Portland high-rise copes with rising use of intravenous drugs in neighborhood
PORTLAND — Back Bay Tower, a 16-story luxury apartment building at 401 Cumberland Ave., has a waiting list of prospective tenants.
But the building seems to be attracting something much less desirable these days.
In the past few months, residents and staff have been finding "significantly" more used syringes and other drug paraphernalia on the grounds, property administrator Amy Winn said Monday.
"Before, it used to be we'd find (a syringe) maybe a couple times a week. Now it's seven days a week, and we're finding multiple syringes." In addition, she said, more "aggressive" people are hanging out near the building.
The situation will be discussed by Bayside's neighborhood watch group at its next meeting, at Back Bay Tower on Tuesday, Oct. 8, at 6 p.m.
The problem of illicit drug use near the tower was dramatized last month when children from the building found an unconscious man near their school bus stop with a hypodermic needle in his arm, Winn said.

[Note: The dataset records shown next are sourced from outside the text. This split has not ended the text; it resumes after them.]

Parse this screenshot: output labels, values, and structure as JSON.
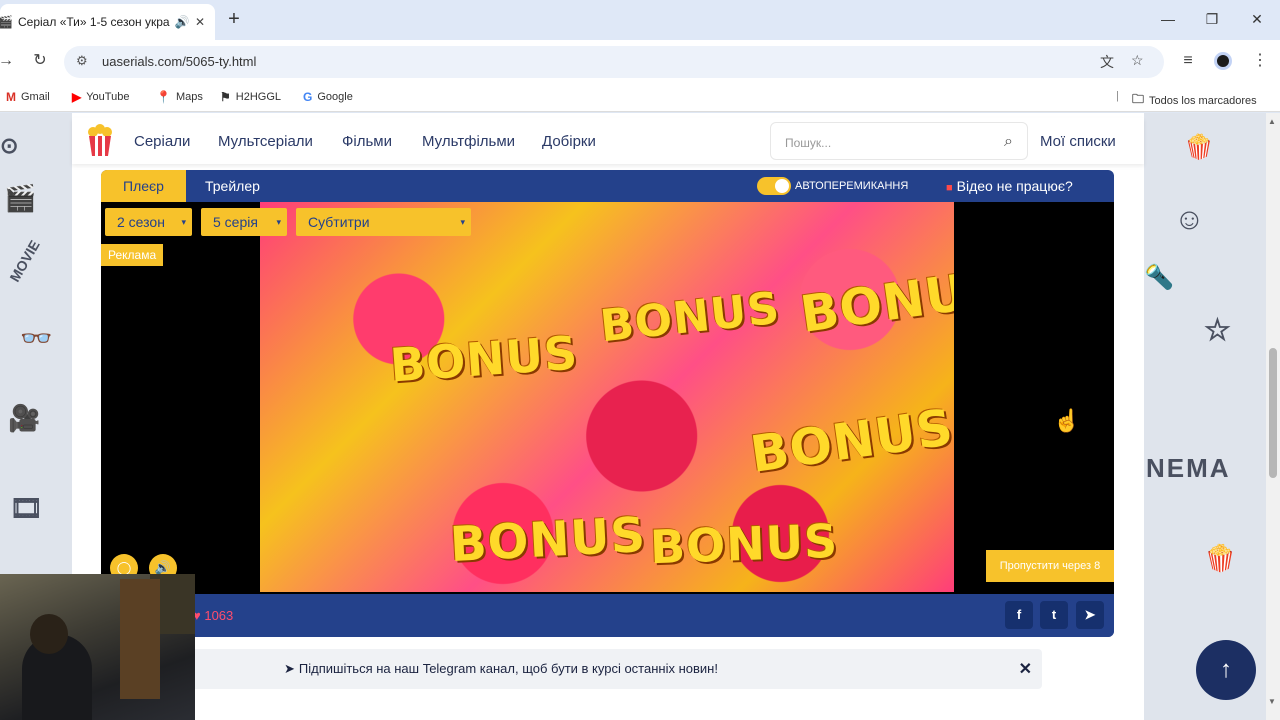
{
  "browser": {
    "tab_title": "Серіал «Ти» 1-5 сезон укра",
    "url": "uaserials.com/5065-ty.html",
    "bookmarks": [
      "Gmail",
      "YouTube",
      "Maps",
      "H2HGGL",
      "Google"
    ],
    "all_bookmarks": "Todos los marcadores"
  },
  "site": {
    "nav": [
      "Серіали",
      "Мультсеріали",
      "Фільми",
      "Мультфільми",
      "Добірки"
    ],
    "search_placeholder": "Пошук...",
    "my_lists": "Мої списки"
  },
  "player": {
    "tab_player": "Плеєр",
    "tab_trailer": "Трейлер",
    "autoplay_label": "АВТОПЕРЕМИКАННЯ",
    "autoplay_on": true,
    "not_working": "Відео не працює?",
    "season": "2 сезон",
    "episode": "5 серія",
    "subtitles": "Субтитри",
    "ad_badge": "Реклама",
    "ad_text": "BONUS",
    "skip": "Пропустити через 8",
    "likes": "1063"
  },
  "telegram_bar": {
    "message": "Підпишіться на наш Telegram канал, щоб бути в курсі останніх новин!"
  },
  "colors": {
    "accent": "#f7c22b",
    "player_bg": "#24418b",
    "nav_text": "#2b3a67"
  }
}
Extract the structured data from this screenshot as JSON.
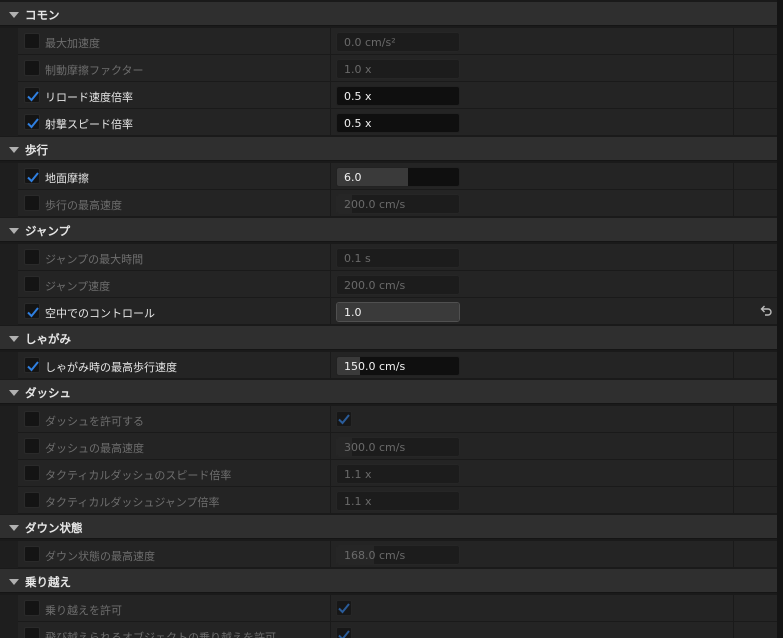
{
  "sections": [
    {
      "title": "コモン",
      "rows": [
        {
          "label": "最大加速度",
          "enabled": false,
          "value": "0.0 cm/s²",
          "fill": 0
        },
        {
          "label": "制動摩擦ファクター",
          "enabled": false,
          "value": "1.0 x",
          "fill": 0
        },
        {
          "label": "リロード速度倍率",
          "enabled": true,
          "value": "0.5 x",
          "fill": 0
        },
        {
          "label": "射撃スピード倍率",
          "enabled": true,
          "value": "0.5 x",
          "fill": 0
        }
      ]
    },
    {
      "title": "歩行",
      "rows": [
        {
          "label": "地面摩擦",
          "enabled": true,
          "value": "6.0",
          "fill": 0.58
        },
        {
          "label": "歩行の最高速度",
          "enabled": false,
          "value": "200.0 cm/s",
          "fill": 0.12
        }
      ]
    },
    {
      "title": "ジャンプ",
      "rows": [
        {
          "label": "ジャンプの最大時間",
          "enabled": false,
          "value": "0.1 s",
          "fill": 0
        },
        {
          "label": "ジャンプ速度",
          "enabled": false,
          "value": "200.0 cm/s",
          "fill": 0
        },
        {
          "label": "空中でのコントロール",
          "enabled": true,
          "value": "1.0",
          "fill": 1.0,
          "reset": "reset-arrow-icon"
        }
      ]
    },
    {
      "title": "しゃがみ",
      "rows": [
        {
          "label": "しゃがみ時の最高歩行速度",
          "enabled": true,
          "value": "150.0 cm/s",
          "fill": 0.19
        }
      ]
    },
    {
      "title": "ダッシュ",
      "rows": [
        {
          "label": "ダッシュを許可する",
          "enabled": false,
          "checkValue": true
        },
        {
          "label": "ダッシュの最高速度",
          "enabled": false,
          "value": "300.0 cm/s",
          "fill": 0.12
        },
        {
          "label": "タクティカルダッシュのスピード倍率",
          "enabled": false,
          "value": "1.1 x",
          "fill": 0
        },
        {
          "label": "タクティカルダッシュジャンプ倍率",
          "enabled": false,
          "value": "1.1 x",
          "fill": 0
        }
      ]
    },
    {
      "title": "ダウン状態",
      "rows": [
        {
          "label": "ダウン状態の最高速度",
          "enabled": false,
          "value": "168.0 cm/s",
          "fill": 0.3
        }
      ]
    },
    {
      "title": "乗り越え",
      "rows": [
        {
          "label": "乗り越えを許可",
          "enabled": false,
          "checkValue": true
        },
        {
          "label": "飛び越えられるオブジェクトの乗り越えを許可",
          "enabled": false,
          "checkValue": true
        }
      ]
    }
  ],
  "colors": {
    "checkmark": "#2f7fe0",
    "checkmark_dim": "#2a5c9a"
  }
}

The stop, at Cumberland Avenue and Mechanic Street, has since been moved to the building's front entrance.
Police did not immediately respond to attempts to get more information about the apparent rise in drug activity near the tower, but are aware of the problem, according to Winn.
"I think the community policing has been stepped up, and (the officers) are doing the best they can," she said. "But the problem is overwhelming."
Steve Hirshon, Bayside Neighborhood Association president, said the problem has been an "ongoing" one for the area. But he said he believes the use of intravenous drugs such as heroin may be growing in the neighborhood as users switch from prescription painkillers like oxycodone, which are increasingly difficult and expensive to obtain.
"This is something the neighborhood's lived with," he said. "What's going on now isn't really a matter of a surge (in drug use), it's a matter of the drug of choice. People are turning to injectables."
Other evidence may support Hirshon's theory.
Earlier this year, city officials reported that heroin use in Portland had "increased dramatically." In May, for example, emergency personnel responded to five overdoses – including one death – during a single 24-hour period.
In July, the epidemic of heroin use in Portland made the headlines of The New York Times. The paper reported that northern New England was regarded as a "wide-open market" for the drug, where a bag of heroin selling for $6 in New York can fetch $30 or $40.
Hirshon noted that Back Bay Tower could be seeing an increase in the syringes because the large building and its grounds may be difficult to monitor, providing secluded areas where users can shoot up.
That's one of the reasons Winn has stepped up safety measures recently. She has hired two private security officers and installed additional outdoor lighting. And she's excited that a proposed 57-unit affordable housing development at 409 Cumberland Ave. may bring more people to the area.
"We think (the development) is a great complement to us, and it may deter some of this behavior since there will be more people around," she said.
If the problem continues, Winn said she worries that Back Bay Tower residents may move elsewhere. She said she believes the building has already lost a few long-term residents for that reason.
"This has to be addressed. Bayside is an up-and-coming place, and I love being in this neighborhood," said Winn, who besides managing the building has lived in it for 22 years. "The majority of residents here don't want to think about going anywhere else."